The code in src/examples/wise/rbtree/ for red-black trees is by Tuomo Saarni, obtained from:

http://users.utu.fi/~tuiisa/Java/index.html

under the following license:

Here's some java sources I've made. Most codes are free to download. If you use some of my sources just remember give me the credits.

The code in src/examples/wise/java15/{util,lang}/ is originally from the Oracle Java (TM) 2 Platform Standard Edition Development Kit 5.0 Update 22, obtained and redistributed under the Java Research License v1.5 -- please see licenses/JavaResearchLicense.txt for details. Use and distribution of this technology is subject to the Java Research License included herein.

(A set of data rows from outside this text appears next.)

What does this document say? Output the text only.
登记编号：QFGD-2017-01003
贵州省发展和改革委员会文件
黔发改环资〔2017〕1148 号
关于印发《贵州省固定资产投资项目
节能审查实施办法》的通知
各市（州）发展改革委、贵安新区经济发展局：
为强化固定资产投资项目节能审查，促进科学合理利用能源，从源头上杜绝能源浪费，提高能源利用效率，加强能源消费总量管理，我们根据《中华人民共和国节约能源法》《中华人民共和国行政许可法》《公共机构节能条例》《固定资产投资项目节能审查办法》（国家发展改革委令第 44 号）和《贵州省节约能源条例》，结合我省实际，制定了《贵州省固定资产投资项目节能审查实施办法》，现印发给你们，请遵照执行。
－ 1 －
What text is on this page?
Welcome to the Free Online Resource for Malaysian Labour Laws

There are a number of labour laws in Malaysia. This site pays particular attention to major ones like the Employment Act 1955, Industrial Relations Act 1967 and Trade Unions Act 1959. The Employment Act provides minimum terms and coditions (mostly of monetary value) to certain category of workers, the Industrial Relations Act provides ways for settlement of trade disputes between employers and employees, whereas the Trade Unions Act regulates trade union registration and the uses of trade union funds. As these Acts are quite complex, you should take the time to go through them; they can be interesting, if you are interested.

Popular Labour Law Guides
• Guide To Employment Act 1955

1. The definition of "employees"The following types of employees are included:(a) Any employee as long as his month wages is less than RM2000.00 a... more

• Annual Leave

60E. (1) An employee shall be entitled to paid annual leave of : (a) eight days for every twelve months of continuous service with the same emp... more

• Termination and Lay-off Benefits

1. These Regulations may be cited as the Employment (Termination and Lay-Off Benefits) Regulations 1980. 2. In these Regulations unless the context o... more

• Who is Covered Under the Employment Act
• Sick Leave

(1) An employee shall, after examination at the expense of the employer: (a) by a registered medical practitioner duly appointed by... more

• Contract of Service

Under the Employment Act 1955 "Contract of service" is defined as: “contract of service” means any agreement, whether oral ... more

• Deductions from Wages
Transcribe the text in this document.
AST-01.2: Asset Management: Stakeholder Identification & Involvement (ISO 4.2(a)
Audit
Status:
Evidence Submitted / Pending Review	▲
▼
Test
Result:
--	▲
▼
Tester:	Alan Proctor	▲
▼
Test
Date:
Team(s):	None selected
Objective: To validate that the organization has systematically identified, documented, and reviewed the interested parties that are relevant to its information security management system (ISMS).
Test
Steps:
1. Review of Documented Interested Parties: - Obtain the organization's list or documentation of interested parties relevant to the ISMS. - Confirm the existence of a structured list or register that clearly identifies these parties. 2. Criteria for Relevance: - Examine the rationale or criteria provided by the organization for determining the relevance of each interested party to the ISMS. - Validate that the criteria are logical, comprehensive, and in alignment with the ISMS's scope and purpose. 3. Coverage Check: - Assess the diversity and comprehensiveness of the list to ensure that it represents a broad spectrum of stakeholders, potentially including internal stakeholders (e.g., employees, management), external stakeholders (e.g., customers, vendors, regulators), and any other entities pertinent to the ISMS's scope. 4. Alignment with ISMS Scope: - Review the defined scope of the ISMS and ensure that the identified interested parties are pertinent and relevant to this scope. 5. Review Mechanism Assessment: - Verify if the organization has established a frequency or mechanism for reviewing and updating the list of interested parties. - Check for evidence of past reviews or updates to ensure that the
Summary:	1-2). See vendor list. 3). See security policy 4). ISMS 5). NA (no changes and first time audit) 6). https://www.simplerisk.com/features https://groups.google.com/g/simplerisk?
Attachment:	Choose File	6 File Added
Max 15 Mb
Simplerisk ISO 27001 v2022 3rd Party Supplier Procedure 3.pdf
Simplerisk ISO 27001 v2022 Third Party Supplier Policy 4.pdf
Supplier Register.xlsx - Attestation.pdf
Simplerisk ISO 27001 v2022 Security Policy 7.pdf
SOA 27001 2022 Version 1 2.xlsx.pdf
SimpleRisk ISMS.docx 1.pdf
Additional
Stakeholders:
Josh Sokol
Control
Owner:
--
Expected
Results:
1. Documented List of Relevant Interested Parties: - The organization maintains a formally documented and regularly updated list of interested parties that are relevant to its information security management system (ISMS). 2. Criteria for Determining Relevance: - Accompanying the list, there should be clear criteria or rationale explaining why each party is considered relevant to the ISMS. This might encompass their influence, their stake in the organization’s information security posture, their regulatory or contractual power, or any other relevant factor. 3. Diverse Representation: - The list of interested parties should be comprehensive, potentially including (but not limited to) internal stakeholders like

In addition, SPF-WCA relies on several other libraries:

• Google Guava: Copyright (c) The Guava Authors and is distributed under the Apache License, Version 2.0. The license for Google Guava can be found in the file licenses/COPYING.GUAVA.
• Apache Commons Math3, which is distributed under the Apache License, Version 2.0. A copy of the license can be found in the file licenses/LICENSE.COMMONS_MATH3. The NOTICE file of Apache Commons Math3 can be found in the file licenses/NOTICE.COMMONS_MATH3.
• Apache Commons CSV, which is distributed under the Apache License, Version 2.0. A copy of the license can be found in the file licenses/LICENSE.COMMONS_CSV. The NOTICE file of Apache Commons CSV can be found in the file licenses/NOTICE.COMMONS_CSV.
• Apache Commons CLI, which is distributed under the Apache License, Version 2.0. A copy of the license can be found in the file licenses/LICENSE.COMMONS_CLI. The NOTICE file of Apache Commons CLI can be found in the file licenses/NOTICE.COMMONS_CLI.
• Apache Commons Lang, which is distributed under the Apache License, Version 2.0. A copy of the license can be found in the file licenses/LICENSE.COMMONS_LANG. The NOTICE file of Apache Commons LANG can be found in the file licenses/NOTICE.COMMONS_LANG.
• JFreeChart, which is distributed under the GNU Lesser General Public License (LGPL) Version 2.1. A copy of the license can be found in the file licenses/LICENSE.JFREECHART.